Suppose, hypothetically, that you had a superpower. It's the ability to find errors in academic papers (it works on books, blog posts, tweets, etc., too).
You can do it for most fields.
So I pick a field, e.g. animal intelligence, and you say "sure I can do that field", and I select 10 papers in the field. Then you find five errors in every paper. And not typos, significant errors. Mostly conceptual errors.
What would you do with your superpower? How could it be used to accomplish much of anything?
It may sound kind of amazing. But I claim it'd be hard to get much value out of it. People, broadly, don't want to hear about errors. And they will say you don't have any credentials and assume you're wrong without listening even though, hypothetically, you're right about 100% of the errors you point out.
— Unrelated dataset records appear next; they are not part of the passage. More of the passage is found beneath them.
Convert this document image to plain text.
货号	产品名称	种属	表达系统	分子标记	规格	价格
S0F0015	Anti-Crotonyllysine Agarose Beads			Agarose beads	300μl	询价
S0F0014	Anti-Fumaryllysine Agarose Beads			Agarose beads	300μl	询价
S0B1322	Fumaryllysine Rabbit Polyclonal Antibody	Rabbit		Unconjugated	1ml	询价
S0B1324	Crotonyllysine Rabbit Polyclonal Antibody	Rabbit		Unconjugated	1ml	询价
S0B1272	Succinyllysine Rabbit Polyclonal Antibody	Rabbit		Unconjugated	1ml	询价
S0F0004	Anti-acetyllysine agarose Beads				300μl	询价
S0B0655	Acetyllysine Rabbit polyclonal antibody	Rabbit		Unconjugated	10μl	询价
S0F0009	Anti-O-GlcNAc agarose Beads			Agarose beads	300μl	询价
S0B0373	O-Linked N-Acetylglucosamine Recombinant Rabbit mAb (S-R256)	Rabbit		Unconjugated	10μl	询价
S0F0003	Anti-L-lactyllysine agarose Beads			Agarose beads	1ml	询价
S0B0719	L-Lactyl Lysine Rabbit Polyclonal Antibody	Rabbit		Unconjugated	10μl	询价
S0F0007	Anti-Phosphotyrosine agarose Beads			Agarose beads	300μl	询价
Comment below with your plan to use this superpower.
Messages (4)
Most people assume we live in more of a meritocracy than we do. And they assume that *other people* will identify merit. They don't generally care to do it themselves. Who, exactly, actually does it, and by what methods!?
Seems easy. Everything has flaws. Otherwise you couldn't make progress.
Errors aren't that valuable if you have nothing to replace them with.
What seems easy? Identifying errors?
You could easily use this to make a bunch of money because you'd have a competitive advantage in investment. Find businesses with making conceptual errors and short them, or find businesses that you don't see any major errors with and invest in them.
If you can't use the power for business proposals or blog posts or tweets from business people, but only academic stuff, you could still do this by limiting your focus to businesses that are closely related to academic research, and reading papers that the companies produce or are based on. You could focus on pharmaceutical companies, for instance.